(09/04/2020)
Meia-noite. O andor desce os degraus da histórica igreja da Conceição e segue pelas ruas da cidade de Patos, Paraíba, numa procissão inusitada. É inconfundível o ruído da matraca, ditando o compasso, à frente da multidão de homens que se forma apressada – Como se surgisse de todas as esquinas do mundo.
O atrito daqueles pés no chão de paralelepípedos, feito passos coxos emite, ao mesmo tempo, um som de marcha para o céu. – O sarcófago é carregado nos ombros de concidadãos bucólicos… – Para que jamais seja enterrado na incredulidade terrena.
Seguem, assim, nas contas do rosário, àquelas pobres almas, celebrando a própria penitência; e nas pedras mosaicadas que se estendem doravante, a comunhão com o Altíssimo.
Às portas e janelas das casas, mulheres contemplam a demonstração de reverência daqueles que suportam o tempo embrutecidos pela vida. E ficam ali, emolduradas, até que o último homem se vá. Com o passar do séquito, voltam-se para dentro de si mesmas. E na vigília consagrada pedem ainda para que a alma de seus homens regresse menos atribulada.
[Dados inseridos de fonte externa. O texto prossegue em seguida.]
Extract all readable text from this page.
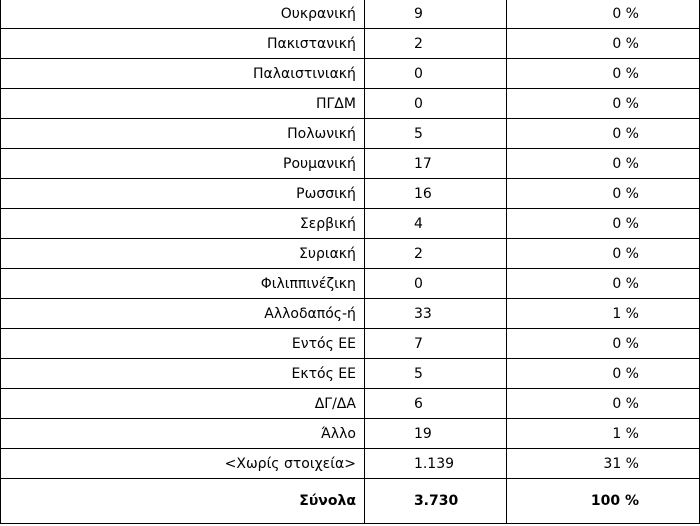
Ουκρανική	9	0 %
Πακιστανική	2	0 %
Παλαιστινιακή	0	0 %
ΠΓΔΜ	0	0 %
Πολωνική	5	0 %
Ρουμανική	17	0 %
Ρωσσική	16	0 %
Σερβική	4	0 %
Συριακή	2	0 %
Φιλιππινέζικη	0	0 %
Αλλοδαπός-ή	33	1 %
Εντός ΕΕ	7	0 %
Εκτός ΕΕ	5	0 %
ΔΓ/ΔΑ	6	0 %
Άλλο	19	1 %
<Χωρίς στοιχεία>	1.139	31 %
Σύνολα	3.730	100 %
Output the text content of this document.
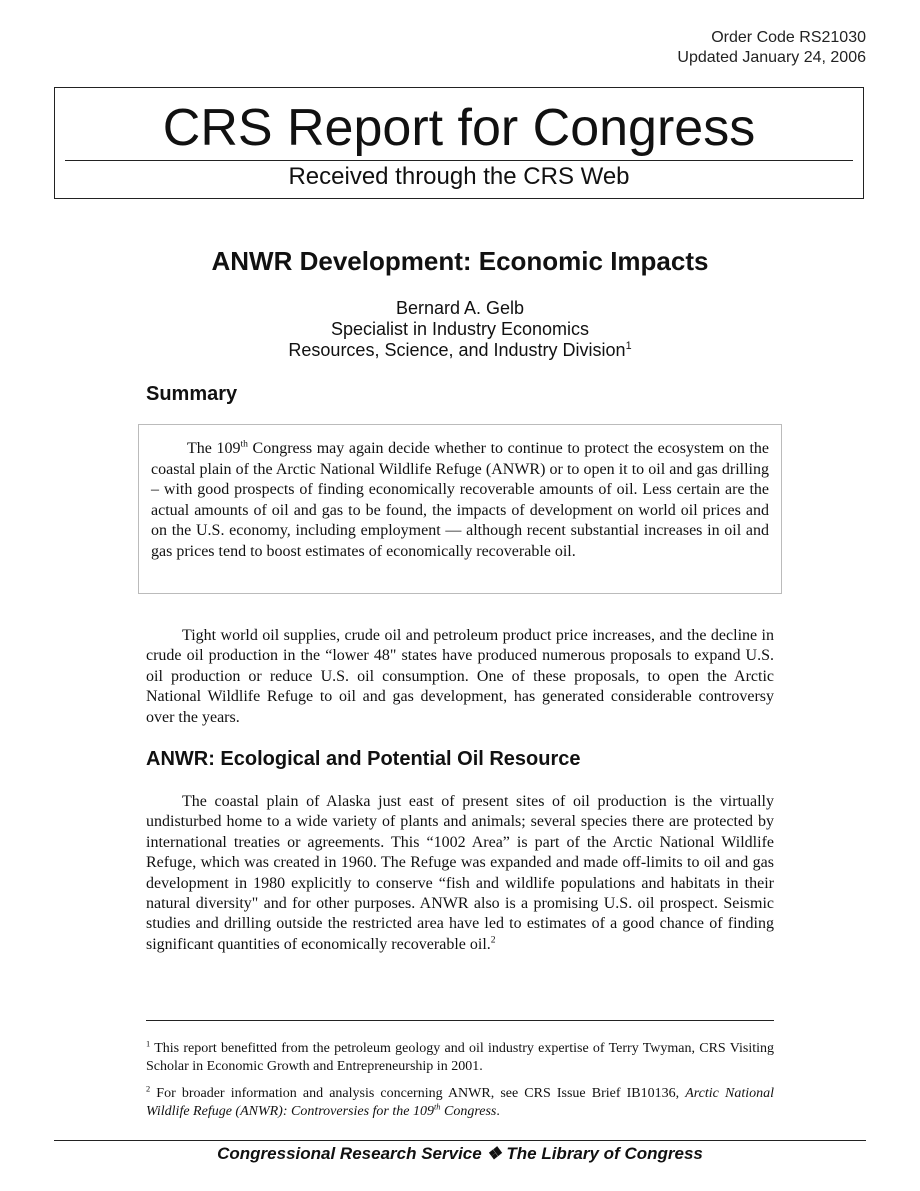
Order Code RS21030
Updated January 24, 2006
CRS Report for Congress
Received through the CRS Web
ANWR Development: Economic Impacts
Bernard A. Gelb
Specialist in Industry Economics
Resources, Science, and Industry Division$^1$
Summary
The 109th Congress may again decide whether to continue to protect the ecosystem on the coastal plain of the Arctic National Wildlife Refuge (ANWR) or to open it to oil and gas drilling – with good prospects of finding economically recoverable amounts of oil. Less certain are the actual amounts of oil and gas to be found, the impacts of development on world oil prices and on the U.S. economy, including employment — although recent substantial increases in oil and gas prices tend to boost estimates of economically recoverable oil.
Tight world oil supplies, crude oil and petroleum product price increases, and the decline in crude oil production in the “lower 48" states have produced numerous proposals to expand U.S. oil production or reduce U.S. oil consumption. One of these proposals, to open the Arctic National Wildlife Refuge to oil and gas development, has generated considerable controversy over the years.
ANWR: Ecological and Potential Oil Resource
The coastal plain of Alaska just east of present sites of oil production is the virtually undisturbed home to a wide variety of plants and animals; several species there are protected by international treaties or agreements. This “1002 Area” is part of the Arctic National Wildlife Refuge, which was created in 1960. The Refuge was expanded and made off-limits to oil and gas development in 1980 explicitly to conserve “fish and wildlife populations and habitats in their natural diversity" and for other purposes. ANWR also is a promising U.S. oil prospect. Seismic studies and drilling outside the restricted area have led to estimates of a good chance of finding significant quantities of economically recoverable oil.$^2$
$^1$ This report benefitted from the petroleum geology and oil industry expertise of Terry Twyman, CRS Visiting Scholar in Economic Growth and Entrepreneurship in 2001.
$^2$ For broader information and analysis concerning ANWR, see CRS Issue Brief IB10136, Arctic National Wildlife Refuge (ANWR): Controversies for the 109th Congress.
Congressional Research Service ❖ The Library of Congress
O recebimento do corpo Santo se dá na matriz de Nossa Senhora da Guia… “Bem-aventurados os que escolhem peregrinar em plena madrugada…” E todos os homens completam a homilia, num uníssono coro de mil vozes.
A M É M.
Assim é a procissão dos homens: o ato de relembrar os últimos momentos da vida de Cristo, – Contrariando o calendário romano – Pois, àquela hora Ele estava sendo inquirido pelo tribunal Judaico; o incentivo para que os filhos varões participem dos ritos religiosos, – Já que um dia irão carregar a própria cruz ; a simbologia de se depositar um ramo de mato no esquife sagrado; o beijo à modelagem/imagem que representa a absolvição divinal de todas as maldades…
– Antes de debandarem de vez, cônscios de que aquele calvário foi a renovação da fé e não um percurso cíclico de obediência aos costumes.